また、夏場は室温が高くなると傷む恐れがあるため、冷蔵庫に入れてじっくりと戻すのが失敗を防ぐための大切なポイントです。十分な水に浸すことで大豆が元の丸みを取り戻し、素材の美味しさを引き出す準備が整います。
戻し水ごと鍋に入れ弱火でていねいにアクをすくう
翌日、大豆を水につけた状態のまま丸ごと鍋に移して火にかけます。この戻し水には大豆の旨みや栄養が溶け出しているため、捨てずにそのままゆで汁として使用します。調理の際は弱火でじっくりと加熱していくことが重要です。
加熱が進むと表面に泡やアクが浮いてきますが、これをていねいにすくい取ることで、雑味のないすっきりとしたピュアな味わいに仕上がります。急がずに弱火で優しく火を通していくことで、大豆が型崩れすることなく、内側からじんわりと柔らかくなっていきます。
少しポクポクとした歯ごたえを残して好みに仕上げる
ゆで上がりのタイミングは、実際に大豆を食べてみて判断します。完全に柔らかくしてしまうのではなく、少しポクポクとした心地よい歯ごたえが残るくらいを目安にすることで、大豆らしい豊かな食感と噛むほどに広がる風味を堪能することができます。

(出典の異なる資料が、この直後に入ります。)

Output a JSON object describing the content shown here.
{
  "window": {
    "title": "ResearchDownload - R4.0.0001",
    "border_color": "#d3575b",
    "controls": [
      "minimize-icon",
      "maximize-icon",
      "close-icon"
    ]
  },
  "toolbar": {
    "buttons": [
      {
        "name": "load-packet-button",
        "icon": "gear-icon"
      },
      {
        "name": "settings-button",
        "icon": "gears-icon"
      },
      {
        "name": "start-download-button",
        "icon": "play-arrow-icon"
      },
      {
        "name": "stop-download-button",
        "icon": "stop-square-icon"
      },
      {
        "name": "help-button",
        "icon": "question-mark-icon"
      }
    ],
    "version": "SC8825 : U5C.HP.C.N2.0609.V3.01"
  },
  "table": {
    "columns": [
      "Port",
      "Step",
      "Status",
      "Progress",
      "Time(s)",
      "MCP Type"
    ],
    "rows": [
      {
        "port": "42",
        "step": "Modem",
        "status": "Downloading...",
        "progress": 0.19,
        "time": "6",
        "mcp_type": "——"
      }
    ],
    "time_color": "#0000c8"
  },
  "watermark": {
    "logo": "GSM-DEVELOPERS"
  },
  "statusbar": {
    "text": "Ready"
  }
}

ゆで加減は好みで調整できるため、用途に合わせて好みの硬さに仕上げましょう。また、ゆで上がった後のゆで汁には大豆の上質なだしがしっかりと出ているため、捨てずに煮物などの別料理に利用することで、料理全体のコクを格段に高めることができます。
最高のペアリング:料理を引き立てる飲み物
豊かな風味を持つ有元葉子さんのゆで大豆には、素朴で優しい味わいに寄り添う甲州ワインや、すっきりとした酸味が特徴のソーヴィニヨンブランといった白ワインがよく合います。
レシピのポイントにもあるように、ゆでたての大豆をそのまま酢じょうゆとおろししょうがでいただく際、しょうがの爽やかな辛みと酢の酸味が、白ワインの清涼感あるアロマと見事なマリアージュを奏でます。

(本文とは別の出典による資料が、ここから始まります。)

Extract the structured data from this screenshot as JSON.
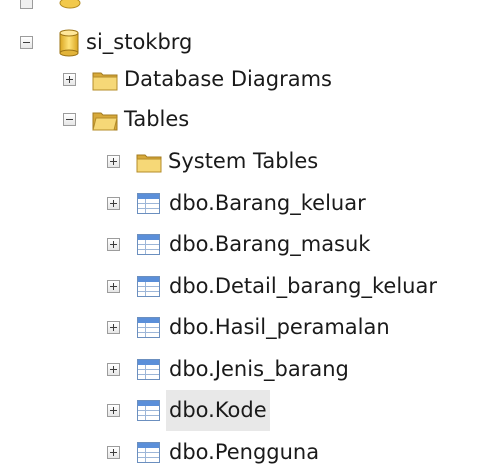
{
  "tree": {
    "database": {
      "label": "si_stokbrg",
      "expander": "minus"
    },
    "children": [
      {
        "label": "Database Diagrams",
        "icon": "folder-icon",
        "expander": "plus"
      },
      {
        "label": "Tables",
        "icon": "folder-icon",
        "expander": "minus"
      }
    ],
    "tables": [
      {
        "label": "System Tables",
        "icon": "folder-icon",
        "expander": "plus"
      },
      {
        "label": "dbo.Barang_keluar",
        "icon": "table-icon",
        "expander": "plus"
      },
      {
        "label": "dbo.Barang_masuk",
        "icon": "table-icon",
        "expander": "plus"
      },
      {
        "label": "dbo.Detail_barang_keluar",
        "icon": "table-icon",
        "expander": "plus"
      },
      {
        "label": "dbo.Hasil_peramalan",
        "icon": "table-icon",
        "expander": "plus"
      },
      {
        "label": "dbo.Jenis_barang",
        "icon": "table-icon",
        "expander": "plus"
      },
      {
        "label": "dbo.Kode",
        "icon": "table-icon",
        "expander": "plus",
        "selected": true
      },
      {
        "label": "dbo.Pengguna",
        "icon": "table-icon",
        "expander": "plus"
      }
    ]
  },
  "colors": {
    "folder": "#f3cf63",
    "folder_dark": "#d7a93a",
    "database": "#f2c94c",
    "table_header": "#5b8fd9",
    "selection": "#e8e8e8"
  }
}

また、フルーティーで軽やかな泡が心地よいスパークリングワインや、すっきりとした辛口のロゼワインとも相性が良く、大豆のポクポクとした食感と豆の自然な甘みを引き立てながら、口の中をさっぱりとリフレッシュしてくれます。
保存テクニックと温め直し方
ゆで上がった大豆が冷めたら、一度に使う分量ごとに小分けにします。このとき、大豆がパサつくのを防ぎ美味しさをキープするために、旨みが詰まったゆで汁ごと冷凍用の保存袋に入れるのがポイントです。
袋の中で大豆を薄く広げた状態にして冷凍庫に入れることで、使用する際に冷凍庫から取り出して常温で置いておくだけで、均一に素早く自然解凍することができます。薄く凍らせておくことで必要な時にすぐに扱えて、毎日の調理への合流が非常にスムーズになります。
このレシピのまとめと栄養のポイント
今回は、素材への深い愛情と丁寧な調理法が光る有元葉子さん直伝の「大豆のゆで方」をご紹介しました。乾燥大豆1袋をたっぷりの水につけて一晩かけて戻し、翌日に戻し水ごと弱火でじっくりゆでるという、シンプルながらも基本に忠実な手順です。

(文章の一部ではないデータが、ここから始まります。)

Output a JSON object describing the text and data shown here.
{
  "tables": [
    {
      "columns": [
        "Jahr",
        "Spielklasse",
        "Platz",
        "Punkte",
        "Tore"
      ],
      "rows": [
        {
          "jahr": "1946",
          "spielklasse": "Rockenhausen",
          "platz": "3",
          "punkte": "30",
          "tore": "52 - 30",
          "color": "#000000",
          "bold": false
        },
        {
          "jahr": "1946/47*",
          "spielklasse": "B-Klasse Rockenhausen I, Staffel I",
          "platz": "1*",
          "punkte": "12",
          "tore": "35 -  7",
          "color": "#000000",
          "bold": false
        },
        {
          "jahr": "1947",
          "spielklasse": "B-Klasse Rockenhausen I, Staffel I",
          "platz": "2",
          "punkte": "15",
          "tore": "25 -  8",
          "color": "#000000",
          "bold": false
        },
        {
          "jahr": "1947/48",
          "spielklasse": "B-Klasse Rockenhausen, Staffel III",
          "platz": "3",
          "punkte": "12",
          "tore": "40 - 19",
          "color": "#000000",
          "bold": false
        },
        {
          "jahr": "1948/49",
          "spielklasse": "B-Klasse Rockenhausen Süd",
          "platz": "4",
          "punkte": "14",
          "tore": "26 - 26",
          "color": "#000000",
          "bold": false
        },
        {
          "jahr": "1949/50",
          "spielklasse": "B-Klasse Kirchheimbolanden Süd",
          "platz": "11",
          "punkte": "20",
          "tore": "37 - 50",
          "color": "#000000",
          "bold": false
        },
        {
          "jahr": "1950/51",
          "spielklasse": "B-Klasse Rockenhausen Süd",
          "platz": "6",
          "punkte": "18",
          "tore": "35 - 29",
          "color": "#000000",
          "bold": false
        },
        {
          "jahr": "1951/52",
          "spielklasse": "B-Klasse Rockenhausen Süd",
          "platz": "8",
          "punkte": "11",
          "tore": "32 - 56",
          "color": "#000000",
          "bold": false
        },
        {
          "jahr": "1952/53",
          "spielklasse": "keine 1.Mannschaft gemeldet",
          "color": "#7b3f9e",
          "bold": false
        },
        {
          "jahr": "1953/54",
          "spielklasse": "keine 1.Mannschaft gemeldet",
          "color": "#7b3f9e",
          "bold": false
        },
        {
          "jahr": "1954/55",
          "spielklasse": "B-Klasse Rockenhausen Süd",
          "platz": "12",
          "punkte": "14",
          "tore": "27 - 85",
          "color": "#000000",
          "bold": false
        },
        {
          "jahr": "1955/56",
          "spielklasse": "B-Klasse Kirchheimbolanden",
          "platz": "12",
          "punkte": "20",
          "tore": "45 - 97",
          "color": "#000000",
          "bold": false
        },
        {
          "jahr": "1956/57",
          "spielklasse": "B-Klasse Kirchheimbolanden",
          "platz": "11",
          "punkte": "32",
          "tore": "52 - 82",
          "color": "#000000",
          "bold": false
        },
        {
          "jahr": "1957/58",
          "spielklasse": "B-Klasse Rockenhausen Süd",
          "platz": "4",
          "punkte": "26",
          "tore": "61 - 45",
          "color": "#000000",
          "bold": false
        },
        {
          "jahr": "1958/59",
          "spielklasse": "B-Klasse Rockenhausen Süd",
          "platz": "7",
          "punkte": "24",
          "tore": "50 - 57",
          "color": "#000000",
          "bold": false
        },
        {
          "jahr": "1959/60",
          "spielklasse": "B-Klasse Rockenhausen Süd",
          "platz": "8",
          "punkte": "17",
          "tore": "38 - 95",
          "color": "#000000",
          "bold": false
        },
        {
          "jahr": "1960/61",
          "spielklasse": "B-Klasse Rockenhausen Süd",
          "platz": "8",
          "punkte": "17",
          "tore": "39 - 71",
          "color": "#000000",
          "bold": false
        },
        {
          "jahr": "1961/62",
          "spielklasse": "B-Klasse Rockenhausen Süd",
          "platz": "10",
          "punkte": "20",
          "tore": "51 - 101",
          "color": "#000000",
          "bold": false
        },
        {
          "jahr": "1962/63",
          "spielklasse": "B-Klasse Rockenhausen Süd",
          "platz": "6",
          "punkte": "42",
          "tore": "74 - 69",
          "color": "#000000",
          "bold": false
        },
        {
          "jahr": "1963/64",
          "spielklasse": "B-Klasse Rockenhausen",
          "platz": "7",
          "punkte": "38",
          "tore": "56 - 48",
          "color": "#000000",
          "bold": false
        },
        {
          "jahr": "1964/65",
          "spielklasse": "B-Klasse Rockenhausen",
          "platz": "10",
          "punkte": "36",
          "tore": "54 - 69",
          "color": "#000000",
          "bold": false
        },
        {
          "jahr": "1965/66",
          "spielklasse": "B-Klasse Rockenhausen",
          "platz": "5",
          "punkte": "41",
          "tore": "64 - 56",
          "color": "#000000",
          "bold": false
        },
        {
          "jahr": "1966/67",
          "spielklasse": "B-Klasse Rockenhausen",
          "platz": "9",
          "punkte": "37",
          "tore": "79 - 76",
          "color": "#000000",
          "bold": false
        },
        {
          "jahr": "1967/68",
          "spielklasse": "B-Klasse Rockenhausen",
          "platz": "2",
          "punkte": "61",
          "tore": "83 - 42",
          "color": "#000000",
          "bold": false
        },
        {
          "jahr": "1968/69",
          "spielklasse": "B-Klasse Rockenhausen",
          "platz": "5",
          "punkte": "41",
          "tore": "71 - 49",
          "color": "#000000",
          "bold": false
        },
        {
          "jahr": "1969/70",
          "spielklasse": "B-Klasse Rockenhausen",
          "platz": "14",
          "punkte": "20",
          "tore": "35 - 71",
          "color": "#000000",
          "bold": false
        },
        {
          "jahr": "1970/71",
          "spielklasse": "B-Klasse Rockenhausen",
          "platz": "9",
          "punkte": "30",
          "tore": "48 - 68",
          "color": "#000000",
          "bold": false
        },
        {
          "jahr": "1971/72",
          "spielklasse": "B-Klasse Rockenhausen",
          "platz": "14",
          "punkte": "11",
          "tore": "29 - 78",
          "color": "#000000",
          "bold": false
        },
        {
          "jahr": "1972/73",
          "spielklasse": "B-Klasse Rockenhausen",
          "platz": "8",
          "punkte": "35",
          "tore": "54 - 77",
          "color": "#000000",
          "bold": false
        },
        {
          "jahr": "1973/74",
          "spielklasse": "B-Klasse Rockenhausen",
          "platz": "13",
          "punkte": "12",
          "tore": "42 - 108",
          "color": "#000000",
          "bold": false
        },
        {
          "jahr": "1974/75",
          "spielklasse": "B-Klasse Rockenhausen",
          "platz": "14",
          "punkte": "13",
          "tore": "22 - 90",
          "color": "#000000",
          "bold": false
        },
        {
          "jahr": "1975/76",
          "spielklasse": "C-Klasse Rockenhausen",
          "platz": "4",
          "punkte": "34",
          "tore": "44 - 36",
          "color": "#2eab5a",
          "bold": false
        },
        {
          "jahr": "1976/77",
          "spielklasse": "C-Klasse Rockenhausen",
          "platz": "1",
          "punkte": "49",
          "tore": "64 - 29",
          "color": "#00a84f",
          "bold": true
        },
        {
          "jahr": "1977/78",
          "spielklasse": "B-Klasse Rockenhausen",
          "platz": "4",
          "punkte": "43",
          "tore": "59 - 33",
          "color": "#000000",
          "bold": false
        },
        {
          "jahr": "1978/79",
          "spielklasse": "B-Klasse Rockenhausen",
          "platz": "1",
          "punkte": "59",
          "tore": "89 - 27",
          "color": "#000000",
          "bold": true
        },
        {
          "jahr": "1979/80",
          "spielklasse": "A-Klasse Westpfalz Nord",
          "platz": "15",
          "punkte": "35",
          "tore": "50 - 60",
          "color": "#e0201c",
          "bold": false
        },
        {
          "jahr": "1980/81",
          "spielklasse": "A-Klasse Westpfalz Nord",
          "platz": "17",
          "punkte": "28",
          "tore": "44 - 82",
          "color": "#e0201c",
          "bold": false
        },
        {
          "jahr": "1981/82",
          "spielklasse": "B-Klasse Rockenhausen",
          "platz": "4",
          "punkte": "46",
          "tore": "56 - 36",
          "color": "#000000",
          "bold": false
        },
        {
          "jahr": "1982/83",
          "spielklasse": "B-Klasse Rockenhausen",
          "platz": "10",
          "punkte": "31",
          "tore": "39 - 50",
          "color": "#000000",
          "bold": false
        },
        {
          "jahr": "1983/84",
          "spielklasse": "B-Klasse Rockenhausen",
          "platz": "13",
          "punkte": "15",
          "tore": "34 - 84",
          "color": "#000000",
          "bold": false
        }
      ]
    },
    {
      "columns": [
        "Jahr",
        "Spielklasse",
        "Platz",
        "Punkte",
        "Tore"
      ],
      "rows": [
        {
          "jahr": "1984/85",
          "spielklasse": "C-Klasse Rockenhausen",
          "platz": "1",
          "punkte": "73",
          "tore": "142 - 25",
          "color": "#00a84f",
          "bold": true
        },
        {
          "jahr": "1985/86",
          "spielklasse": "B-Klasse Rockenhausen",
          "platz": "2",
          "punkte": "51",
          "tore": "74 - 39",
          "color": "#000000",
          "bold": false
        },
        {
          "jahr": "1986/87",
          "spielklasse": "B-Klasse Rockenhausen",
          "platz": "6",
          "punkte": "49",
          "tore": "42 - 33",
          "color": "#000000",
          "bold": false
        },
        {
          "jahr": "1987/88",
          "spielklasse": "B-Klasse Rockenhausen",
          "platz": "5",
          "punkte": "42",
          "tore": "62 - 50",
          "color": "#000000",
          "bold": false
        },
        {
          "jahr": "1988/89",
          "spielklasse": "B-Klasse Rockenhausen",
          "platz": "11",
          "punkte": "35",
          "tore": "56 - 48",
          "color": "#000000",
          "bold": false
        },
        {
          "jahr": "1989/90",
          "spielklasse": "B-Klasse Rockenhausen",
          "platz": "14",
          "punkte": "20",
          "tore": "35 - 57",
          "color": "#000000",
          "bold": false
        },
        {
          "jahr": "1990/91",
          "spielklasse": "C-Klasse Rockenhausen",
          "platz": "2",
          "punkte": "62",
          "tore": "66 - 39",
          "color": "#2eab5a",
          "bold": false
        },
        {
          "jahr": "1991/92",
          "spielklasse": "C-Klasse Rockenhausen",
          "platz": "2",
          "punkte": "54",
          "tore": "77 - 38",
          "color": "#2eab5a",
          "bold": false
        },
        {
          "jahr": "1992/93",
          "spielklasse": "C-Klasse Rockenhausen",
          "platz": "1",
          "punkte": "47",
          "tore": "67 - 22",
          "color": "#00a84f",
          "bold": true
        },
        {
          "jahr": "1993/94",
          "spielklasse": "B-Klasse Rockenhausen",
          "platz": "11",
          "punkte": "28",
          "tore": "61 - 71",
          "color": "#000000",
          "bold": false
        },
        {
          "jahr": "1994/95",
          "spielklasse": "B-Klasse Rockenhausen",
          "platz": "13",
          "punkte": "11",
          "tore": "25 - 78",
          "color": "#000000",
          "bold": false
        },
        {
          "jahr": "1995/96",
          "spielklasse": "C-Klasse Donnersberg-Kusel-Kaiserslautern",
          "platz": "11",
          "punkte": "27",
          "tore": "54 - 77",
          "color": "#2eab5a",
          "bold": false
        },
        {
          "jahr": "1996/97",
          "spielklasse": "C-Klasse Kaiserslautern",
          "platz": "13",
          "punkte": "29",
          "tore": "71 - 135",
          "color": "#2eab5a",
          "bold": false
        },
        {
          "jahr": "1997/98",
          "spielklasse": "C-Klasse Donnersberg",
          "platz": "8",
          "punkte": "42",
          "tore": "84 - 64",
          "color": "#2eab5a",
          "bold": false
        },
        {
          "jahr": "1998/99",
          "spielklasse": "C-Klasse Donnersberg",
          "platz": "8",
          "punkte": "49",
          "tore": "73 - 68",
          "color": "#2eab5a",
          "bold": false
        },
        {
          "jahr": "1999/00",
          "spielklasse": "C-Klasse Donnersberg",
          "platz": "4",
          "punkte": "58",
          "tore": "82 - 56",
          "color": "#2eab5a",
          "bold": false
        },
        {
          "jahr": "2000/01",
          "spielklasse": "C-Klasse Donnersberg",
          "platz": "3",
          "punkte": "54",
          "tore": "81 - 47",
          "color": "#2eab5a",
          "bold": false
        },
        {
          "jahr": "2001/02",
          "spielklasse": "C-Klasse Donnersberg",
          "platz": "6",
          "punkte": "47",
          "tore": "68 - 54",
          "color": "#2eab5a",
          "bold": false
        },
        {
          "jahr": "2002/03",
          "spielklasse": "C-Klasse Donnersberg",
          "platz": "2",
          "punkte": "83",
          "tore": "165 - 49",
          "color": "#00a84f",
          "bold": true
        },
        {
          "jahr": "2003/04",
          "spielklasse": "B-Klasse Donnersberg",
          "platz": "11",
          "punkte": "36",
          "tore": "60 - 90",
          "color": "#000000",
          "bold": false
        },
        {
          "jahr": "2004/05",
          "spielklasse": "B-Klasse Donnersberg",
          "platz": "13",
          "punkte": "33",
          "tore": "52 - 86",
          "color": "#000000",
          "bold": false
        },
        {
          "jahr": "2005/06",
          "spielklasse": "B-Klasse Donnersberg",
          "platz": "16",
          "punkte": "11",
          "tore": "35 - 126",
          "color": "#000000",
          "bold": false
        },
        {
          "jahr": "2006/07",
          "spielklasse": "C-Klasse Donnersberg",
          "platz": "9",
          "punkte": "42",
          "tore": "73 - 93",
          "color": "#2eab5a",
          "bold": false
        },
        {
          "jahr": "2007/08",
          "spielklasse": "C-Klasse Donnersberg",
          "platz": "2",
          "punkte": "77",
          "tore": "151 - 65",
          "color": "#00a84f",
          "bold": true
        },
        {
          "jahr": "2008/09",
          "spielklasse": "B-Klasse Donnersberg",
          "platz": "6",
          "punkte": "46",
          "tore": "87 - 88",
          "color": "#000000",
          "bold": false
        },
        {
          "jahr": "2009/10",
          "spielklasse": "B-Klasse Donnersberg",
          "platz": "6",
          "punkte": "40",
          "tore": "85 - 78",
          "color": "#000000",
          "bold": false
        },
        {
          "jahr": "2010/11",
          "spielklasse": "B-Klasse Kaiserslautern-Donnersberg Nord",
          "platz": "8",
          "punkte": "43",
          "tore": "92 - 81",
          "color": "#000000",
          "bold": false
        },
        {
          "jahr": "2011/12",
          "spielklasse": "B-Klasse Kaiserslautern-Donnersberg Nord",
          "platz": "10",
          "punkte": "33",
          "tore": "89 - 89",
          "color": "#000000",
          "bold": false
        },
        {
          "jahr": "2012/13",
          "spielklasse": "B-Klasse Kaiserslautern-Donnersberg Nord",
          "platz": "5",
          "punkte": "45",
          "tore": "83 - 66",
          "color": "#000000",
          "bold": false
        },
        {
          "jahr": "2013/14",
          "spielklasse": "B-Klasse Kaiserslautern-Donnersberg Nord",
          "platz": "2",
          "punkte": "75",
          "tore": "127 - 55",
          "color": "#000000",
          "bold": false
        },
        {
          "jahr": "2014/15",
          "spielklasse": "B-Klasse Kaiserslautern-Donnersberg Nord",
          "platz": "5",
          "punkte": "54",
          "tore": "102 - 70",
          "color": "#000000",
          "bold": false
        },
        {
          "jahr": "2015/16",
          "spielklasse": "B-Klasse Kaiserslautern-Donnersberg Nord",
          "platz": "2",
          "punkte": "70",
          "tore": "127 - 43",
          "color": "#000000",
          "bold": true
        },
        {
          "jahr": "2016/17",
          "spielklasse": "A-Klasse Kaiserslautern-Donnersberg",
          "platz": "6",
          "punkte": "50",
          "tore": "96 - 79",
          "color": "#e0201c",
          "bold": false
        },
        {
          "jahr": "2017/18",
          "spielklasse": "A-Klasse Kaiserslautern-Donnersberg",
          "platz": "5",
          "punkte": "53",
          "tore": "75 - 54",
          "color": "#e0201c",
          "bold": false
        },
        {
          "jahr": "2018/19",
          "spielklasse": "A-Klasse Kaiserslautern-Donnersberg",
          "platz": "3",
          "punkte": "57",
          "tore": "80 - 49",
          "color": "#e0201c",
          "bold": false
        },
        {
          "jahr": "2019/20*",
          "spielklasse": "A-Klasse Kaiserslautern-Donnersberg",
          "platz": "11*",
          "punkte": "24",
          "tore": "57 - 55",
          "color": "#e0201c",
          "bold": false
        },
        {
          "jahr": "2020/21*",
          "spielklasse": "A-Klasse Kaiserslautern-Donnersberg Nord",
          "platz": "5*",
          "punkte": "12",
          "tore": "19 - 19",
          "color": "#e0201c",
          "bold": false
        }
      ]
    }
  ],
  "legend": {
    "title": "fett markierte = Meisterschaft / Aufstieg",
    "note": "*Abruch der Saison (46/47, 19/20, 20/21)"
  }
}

途中で浮いてくる泡やアクをていねいにすくうことで、大豆本来のクリアな甘みと旨みが引き立ちます。少しポクポクとした食感を残して自分好みのゆで加減に仕上げた大豆は、そのまま酢じょうゆとおろししょうがを添えて食べるだけでも格別の美味しさです。
大豆のだしが出たゆで汁は煮物などに有効活用し、残った大豆はゆで汁ごと冷凍保存袋に薄く広げて冷凍すれば、常温での自然解凍でいつでも手軽に楽しめます。ぜひこの有元さんのレシピで、本物の大豆の美味しさを味わってみてください。